Esperábamos a salir de la escuela, entonces había mañana y tarde y salíamos a
las cinco. Corriendo a por el cacho pan y al galope. Los niños cada uno con su
corcel corríamos barrera arriba espoleando a los caballos y levantando polvo,
aquello era el vivo escenario del lejano oeste. Y el ruido, ese ruido de los
palos, no se a veces seis, siete o 10 palos arrastrando al unísono, pero no
queda ahí la cosa, ya que también espoleábamos a los equinos y a gritos
decíamos: - jía, jía, jía - y a la vez hacíamos el sonido del trote (vamos que
imaginación no nos faltaba). Era algo así como:
- Tu,
tucutú, tucutú - y corríamos e íbamos en busca de aventuras.
Recuerdo
ir entre una chopera y al llegar a un regato todos paramos a dar de beber a los
caballos, claro está, estaban sedientos. Luego ya bebíamos nosotros y seguimos
la marcha. También nos bajábamos de vez en cuando, era para que no se cansaran
de tanto galope. Cuando veíamos a las muchachas hacíamos como que el caballo de
ponía de manos y relinchaba
-
iiiiihihihiiiiihihihihihiiiiiiiiiiiiiiiiiiiiiiiijíjijíiiiiiijijijiiiiiii. -
Entonces hacíamos como que el caballo bailaba y decíamos
-
soooooooooooo - para a continuación espolearlo y decir - arre, arre - y el
corcel obedecía, como no.
Más
adelante llegamos al acueducto, allí había entre sus arcos unas higueras
“bobas” con unos tallos largos, muy largos.
- Algún vigía para ver si vienen los indios. - Exclamó uno. Y allí
estaba yo. Subí arriba gateando por aquellos tallos, a medida que subía más se
bamboleban, y claro, yo por hacer la gracia, más y más los movía y más me
rifaba el “guarrapazo”. Abajo todos miraban esperando que cayera (y vosotros
que estáis leyendo esto seguro que también pillines, que me lo estoy
imaginando). Pues no, no caí entonces. Bajé, tome las riendas de mi caballo y
jaleé al grupo. - Sigamos no hay indios - Y enfilé barrera abajo a todo trote
hasta que resbalé al pisar una hoja de la higuera “boba” y salí “rangando”

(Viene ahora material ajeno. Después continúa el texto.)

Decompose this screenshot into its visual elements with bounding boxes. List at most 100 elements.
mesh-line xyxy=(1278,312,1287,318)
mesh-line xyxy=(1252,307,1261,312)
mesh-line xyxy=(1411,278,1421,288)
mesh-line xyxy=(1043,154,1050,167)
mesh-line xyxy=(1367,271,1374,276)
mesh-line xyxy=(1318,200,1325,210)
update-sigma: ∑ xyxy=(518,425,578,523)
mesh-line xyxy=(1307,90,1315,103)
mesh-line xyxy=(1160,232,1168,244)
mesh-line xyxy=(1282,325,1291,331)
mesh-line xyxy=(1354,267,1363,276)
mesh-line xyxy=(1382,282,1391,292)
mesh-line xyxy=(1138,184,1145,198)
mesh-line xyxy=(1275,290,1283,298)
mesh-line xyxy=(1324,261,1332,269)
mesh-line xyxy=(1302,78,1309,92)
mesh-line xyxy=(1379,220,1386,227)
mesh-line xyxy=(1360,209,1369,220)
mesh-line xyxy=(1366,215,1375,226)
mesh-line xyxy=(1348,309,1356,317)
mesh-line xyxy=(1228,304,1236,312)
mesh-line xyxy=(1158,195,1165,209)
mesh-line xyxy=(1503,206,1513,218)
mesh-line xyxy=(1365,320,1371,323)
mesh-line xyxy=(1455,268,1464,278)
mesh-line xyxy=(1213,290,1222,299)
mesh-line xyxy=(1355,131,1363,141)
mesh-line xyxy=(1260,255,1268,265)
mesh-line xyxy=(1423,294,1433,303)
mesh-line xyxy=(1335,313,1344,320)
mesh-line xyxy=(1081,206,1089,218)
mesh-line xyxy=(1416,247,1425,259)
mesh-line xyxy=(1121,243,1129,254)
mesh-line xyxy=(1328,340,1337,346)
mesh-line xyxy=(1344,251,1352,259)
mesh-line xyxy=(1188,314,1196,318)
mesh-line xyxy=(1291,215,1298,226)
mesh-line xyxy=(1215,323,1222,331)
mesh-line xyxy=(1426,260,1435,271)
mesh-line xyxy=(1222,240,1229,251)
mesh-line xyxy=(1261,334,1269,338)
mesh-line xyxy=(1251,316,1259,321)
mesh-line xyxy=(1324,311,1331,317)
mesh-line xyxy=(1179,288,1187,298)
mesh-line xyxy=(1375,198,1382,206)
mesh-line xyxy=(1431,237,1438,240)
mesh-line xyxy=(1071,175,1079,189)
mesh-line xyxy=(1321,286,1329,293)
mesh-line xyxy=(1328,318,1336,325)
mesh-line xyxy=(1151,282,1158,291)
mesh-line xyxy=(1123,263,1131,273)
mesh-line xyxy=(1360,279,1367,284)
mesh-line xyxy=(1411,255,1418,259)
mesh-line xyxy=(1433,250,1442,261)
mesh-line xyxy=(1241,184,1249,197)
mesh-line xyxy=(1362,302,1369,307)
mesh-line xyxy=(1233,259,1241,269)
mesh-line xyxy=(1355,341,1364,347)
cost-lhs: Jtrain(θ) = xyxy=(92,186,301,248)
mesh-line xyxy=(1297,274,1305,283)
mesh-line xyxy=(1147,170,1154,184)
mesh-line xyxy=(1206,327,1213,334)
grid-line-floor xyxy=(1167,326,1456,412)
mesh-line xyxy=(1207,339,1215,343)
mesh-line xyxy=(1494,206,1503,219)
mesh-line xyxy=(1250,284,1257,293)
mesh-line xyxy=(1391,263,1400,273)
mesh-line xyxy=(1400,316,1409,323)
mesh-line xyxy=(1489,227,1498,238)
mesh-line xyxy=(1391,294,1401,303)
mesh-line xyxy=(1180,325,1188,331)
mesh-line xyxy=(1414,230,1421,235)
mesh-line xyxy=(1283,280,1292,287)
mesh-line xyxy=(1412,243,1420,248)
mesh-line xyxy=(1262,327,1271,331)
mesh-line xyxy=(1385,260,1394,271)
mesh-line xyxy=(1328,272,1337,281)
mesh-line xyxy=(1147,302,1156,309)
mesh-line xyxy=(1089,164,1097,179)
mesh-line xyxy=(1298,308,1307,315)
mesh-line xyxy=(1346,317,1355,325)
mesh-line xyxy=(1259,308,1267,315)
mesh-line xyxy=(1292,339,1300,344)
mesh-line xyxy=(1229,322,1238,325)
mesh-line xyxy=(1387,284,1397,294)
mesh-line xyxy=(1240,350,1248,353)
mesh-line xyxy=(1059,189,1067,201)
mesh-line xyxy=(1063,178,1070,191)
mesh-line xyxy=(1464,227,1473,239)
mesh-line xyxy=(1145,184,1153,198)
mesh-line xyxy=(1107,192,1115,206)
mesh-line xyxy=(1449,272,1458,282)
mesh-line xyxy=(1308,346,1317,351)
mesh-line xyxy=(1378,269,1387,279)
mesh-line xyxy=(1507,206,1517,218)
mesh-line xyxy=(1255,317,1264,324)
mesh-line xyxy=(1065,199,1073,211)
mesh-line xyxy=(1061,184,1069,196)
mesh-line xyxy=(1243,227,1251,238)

barrera abajo con mi caballo. El trompazo fue de cuidado, pero claro, no me
quejé me coloqué el sombrero de pistolero, aquel sombrero de plástico duro que
terminaba en forma de pico delante.
Cuando
íbamos galopando las rodillas iban sangrando y los codos. Pero claro, los
pistoleros eran muy duros. Algunos compañeros me miraban y yo movía la cabeza
como diciendo - Esto no es ná. - Aunque en el fondo pensaba como reaccionaria
mi madre, seguro que ahí ya no era tan valiente, porque el pantalón llevaba un
buen siete.
Entonces
vimos a lo lejos como venía un hombre en un burro - ahí viene el enemigo dijo
uno. - Cuerpo a tierra y los caballos escondidos entre una zarza para que no
relincharan por supuesto. Al paso empezó una lluvia de disparos que al igual
que el trote de los caballos imitábamos con la boca.
Pichicún, pichicún,
pichicún.
Pichún, pichún, pichún.
Piun, piun, piun.
Piñun, piñun piñun.
Aquí
el repertorio del sonido de las balas era muy variado dependiendo de quien las
disparara, al igual que las armas, escopeta de plástico con tapón, pistola de
asta, pistola de misto o un cacho palo que hacia la función de ambas. El caso es
que el hombre se “cabreó” y dijo - si me
baju del burru voh raju a toh, “judinganuh”. - Risas, seguimos disparando, Más
risas, hasta que el hombre hizo como que se tiraba del burro y los pistoleros
salieron de uñas huyendo en desbandada. Cogieron sus caballos y salieron al
galope “zurrados” de miedo con tan mala suerte que uno piso mi caballo y me
rompió un cacho de palo, quiero decir de caballo. Que disgusto dios, allí
estaba yo viendo mi caballo herido cual pistolero apenado.
Al
llegar a Sartalejo dejamos los caballos en un pabellón y nos pusimos a jugar,
se nos hizo tarde y allí quedaron los caballos. Al día siguiente por la mañana
en el recreo fui a ver el caballo, pero ya no estaba. Que desazón, que
preocupación. Las vueltas que di buscándolo. El caso es que solo faltaba el
mío. La casualidad quiso que averiguara donde estaba, y es que al día siguiente
escucho en el caño de la fuente a tía Serafina hablar con mi madre como le
decía que su marido (tío Emeterio) se había encontrado un palo más bueno para
colgar los pimientos en el pabellón. Los otros eran muy largos decía, pero este
era ideal. Y allí imaginaba yo a mi caballo sosteniendo unos corales de
pimientos que tristeza señor. Tío Emeterio era el hombre que iba en el burro y
en ese momento pasaba por allí y me guiñó el ojo diciendo por lo bajo - Vaya
palo más bueno que tengo “chiquele”, seguro que era de algún pistolero. - El
pistolero (o sea yo) se quedó herido de verdad, vamos que me dolía más que el
“trapajazo” que pegué cuando caí barrera abajo.
Entonces
recordé aquellas varas largas de la higuera “boba”, eran largas y rectas y
algunas tenían el mismo grosor que el de mi caballo. Dicho y hecho, ya tenía
nuevo corcel y este sé que tío Emeterio no me lo cogería porque las ramas de
higuera no servían. Pero lo que no contaba el pistolero era con que la montura
no sería igual, ya que la savia de la higuera le provocó no pequeños escozores
en salve sea la parte. Por cierto también hacíamos arcos y flechas, pero eso ya
para otra historia.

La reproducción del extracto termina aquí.